Cuando el hombre que ocupa la máxima magistratura del país más poderoso del Mundo, dice que su voluntad está por encima de cualquier ley nacional o internacional y que puede imponerse por las buenas, o por las malas está hablando de la violencia. Esa declaración no es simplemente una baladronada, es reclamarse titular de un carisma personal que está por encima de toda Ley, como lo han hecho todos los autócratas que ensangrentaron el pasado siglo.

La democracia, el multilateralismo y la responsabilidad de los liderazgos definieron el orden de la posguerra tras la derrota del Eje.

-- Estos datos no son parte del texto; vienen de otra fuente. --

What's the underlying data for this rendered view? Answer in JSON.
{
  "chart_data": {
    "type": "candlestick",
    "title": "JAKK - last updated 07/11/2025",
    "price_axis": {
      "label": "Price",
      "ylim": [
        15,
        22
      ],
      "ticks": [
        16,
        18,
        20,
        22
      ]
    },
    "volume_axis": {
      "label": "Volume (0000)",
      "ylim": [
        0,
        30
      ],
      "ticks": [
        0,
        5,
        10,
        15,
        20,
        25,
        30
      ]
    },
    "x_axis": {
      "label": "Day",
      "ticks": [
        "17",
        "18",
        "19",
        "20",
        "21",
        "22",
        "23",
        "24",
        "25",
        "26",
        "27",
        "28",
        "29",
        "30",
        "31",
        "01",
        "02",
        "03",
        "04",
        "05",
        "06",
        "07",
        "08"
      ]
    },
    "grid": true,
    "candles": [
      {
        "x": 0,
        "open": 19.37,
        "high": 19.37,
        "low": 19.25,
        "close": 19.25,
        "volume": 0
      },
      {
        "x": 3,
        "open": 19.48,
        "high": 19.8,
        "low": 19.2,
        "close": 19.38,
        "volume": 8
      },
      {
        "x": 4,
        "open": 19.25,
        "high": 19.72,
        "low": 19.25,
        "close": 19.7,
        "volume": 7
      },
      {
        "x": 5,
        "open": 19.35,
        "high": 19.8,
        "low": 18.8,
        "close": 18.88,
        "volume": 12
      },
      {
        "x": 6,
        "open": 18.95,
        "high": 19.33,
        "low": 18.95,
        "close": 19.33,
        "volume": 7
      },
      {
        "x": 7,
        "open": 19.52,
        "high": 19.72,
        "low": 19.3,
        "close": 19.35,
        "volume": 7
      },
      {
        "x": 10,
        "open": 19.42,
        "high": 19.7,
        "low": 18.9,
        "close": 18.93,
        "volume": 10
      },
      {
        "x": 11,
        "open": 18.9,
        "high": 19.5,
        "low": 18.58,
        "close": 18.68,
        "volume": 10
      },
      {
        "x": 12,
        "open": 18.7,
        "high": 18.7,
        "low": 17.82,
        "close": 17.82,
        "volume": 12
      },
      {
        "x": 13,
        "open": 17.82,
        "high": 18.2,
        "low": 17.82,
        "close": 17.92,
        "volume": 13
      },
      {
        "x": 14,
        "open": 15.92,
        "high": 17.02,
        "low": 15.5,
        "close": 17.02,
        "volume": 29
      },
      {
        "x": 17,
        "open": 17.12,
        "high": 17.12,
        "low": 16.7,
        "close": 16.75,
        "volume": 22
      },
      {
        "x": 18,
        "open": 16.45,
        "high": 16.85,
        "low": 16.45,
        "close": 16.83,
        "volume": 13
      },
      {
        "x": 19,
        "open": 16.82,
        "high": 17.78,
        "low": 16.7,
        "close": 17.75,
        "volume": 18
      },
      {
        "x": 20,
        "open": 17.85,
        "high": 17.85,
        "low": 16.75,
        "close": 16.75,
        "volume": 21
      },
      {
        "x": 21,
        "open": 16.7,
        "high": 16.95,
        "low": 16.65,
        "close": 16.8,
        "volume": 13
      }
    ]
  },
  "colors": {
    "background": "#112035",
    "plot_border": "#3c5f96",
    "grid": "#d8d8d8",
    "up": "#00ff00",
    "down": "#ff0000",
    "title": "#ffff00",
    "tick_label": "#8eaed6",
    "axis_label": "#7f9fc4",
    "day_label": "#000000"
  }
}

Donald Trump, un personaje que no deja de ser una especie de Gil y Gil en la Casa Blanca, está a punto de acabar con todo eso. Las excusas con las que quiere invadir Groenlandia, son manifiestamente huecas ya que Estados Unidos tiene en Groenlandia nada menos que la base espacial de Pituffik, que podría ampliar según sus necesidades sin amenazar la soberanía danesa y sin ninguna invasión.
Europa no puede ignorar la amenaza que significa el intervencionismo imperial de Donald Trump, y la tácita incitación a que otras superpotencias con ambiciones imperiales (Rusia, China...) puedan adoptar la misma política. ¿Con que argumentos podría USA reprochar a China la invasión de Taiwán que históricamente ha sido parte de China? ¿En qué quedan los cimientos de nuestra seguridad y los valores con los que Occidente derrotó los totalitarismos del s. XX?

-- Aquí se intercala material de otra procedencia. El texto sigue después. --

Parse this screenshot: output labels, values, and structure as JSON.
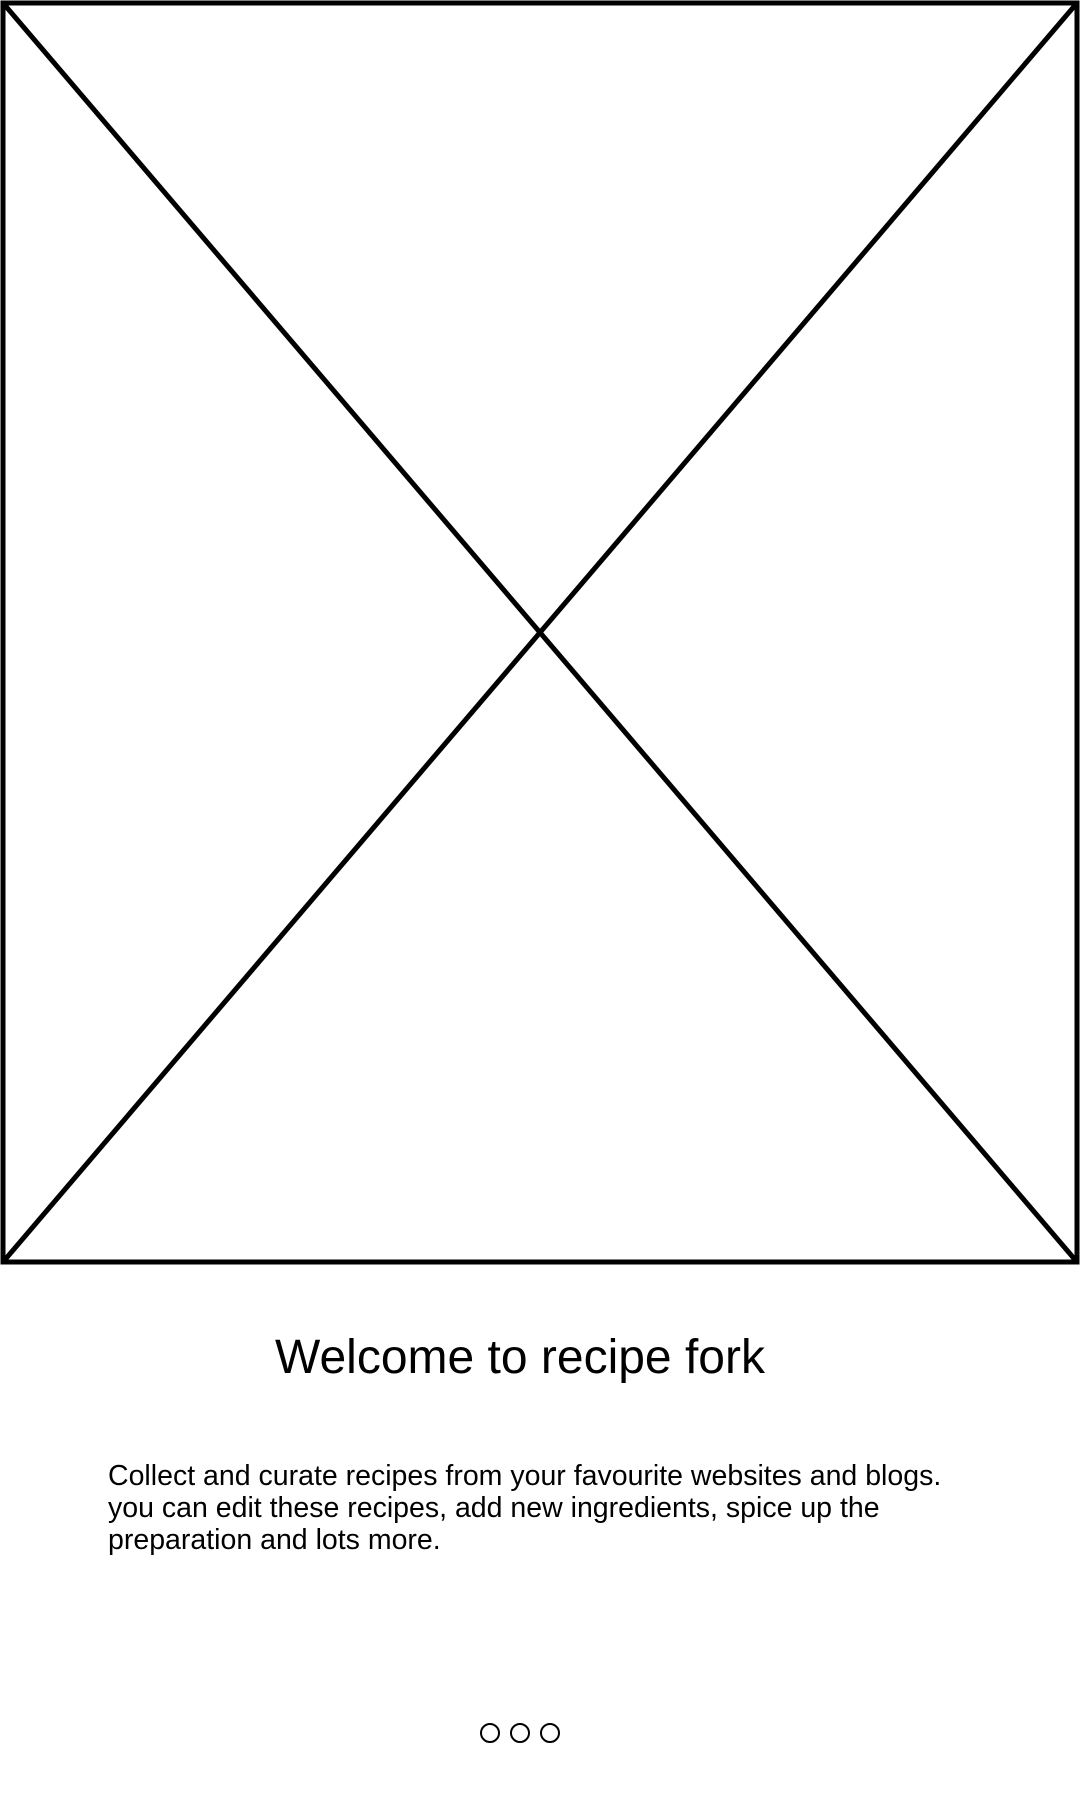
{
  "onboarding": {
    "image": {
      "icon": "image-placeholder-icon"
    },
    "title": "Welcome to recipe fork",
    "description": "Collect and curate recipes from your favourite websites and blogs. you can edit these recipes, add new ingredients, spice up the preparation and lots more.",
    "pager": {
      "page_count": 3,
      "active_index": null
    }
  }
}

El segundo mandato de Donny Trump se ha caracterizado por amenazas agresivas y actos de violencia militar contra objetivos extranjeros, llevados a cabo sin informar al Congreso y sin solicitar su aprobación previa tal y como impone el Artículo I, Sección 8, Cláusula 11 de la Constitución Americana. El Congreso financia y controla las fuerzas armadas, limitando la capacidad del presidente para mantener tropas sin su consentimiento. En menos de un año, el segundo gobierno Trump ha bombardeado siete países, más que en todo su primer mandato. Entre los objetivos no solo figuran enemigos como Irán y Venezuela, sino también un país amigo como Nigeria, sobre el que el gobierno lanzó misiles Tomahawk –supuestamente para atacar a militantes del Estado Islámico– el día de Navidad. “Tenemos que ganar las [elecciones] de mitad de mandato [10/2026] porque si no ganamos... Encontrarán una excusa para destituirme. Me van a destituir.” Ha dicho Trump.
Las próximas elecciones USA de "medio mandato" al Congreso y al Senado en noviembre de 2026 van a ser históricas, para bien o para mal.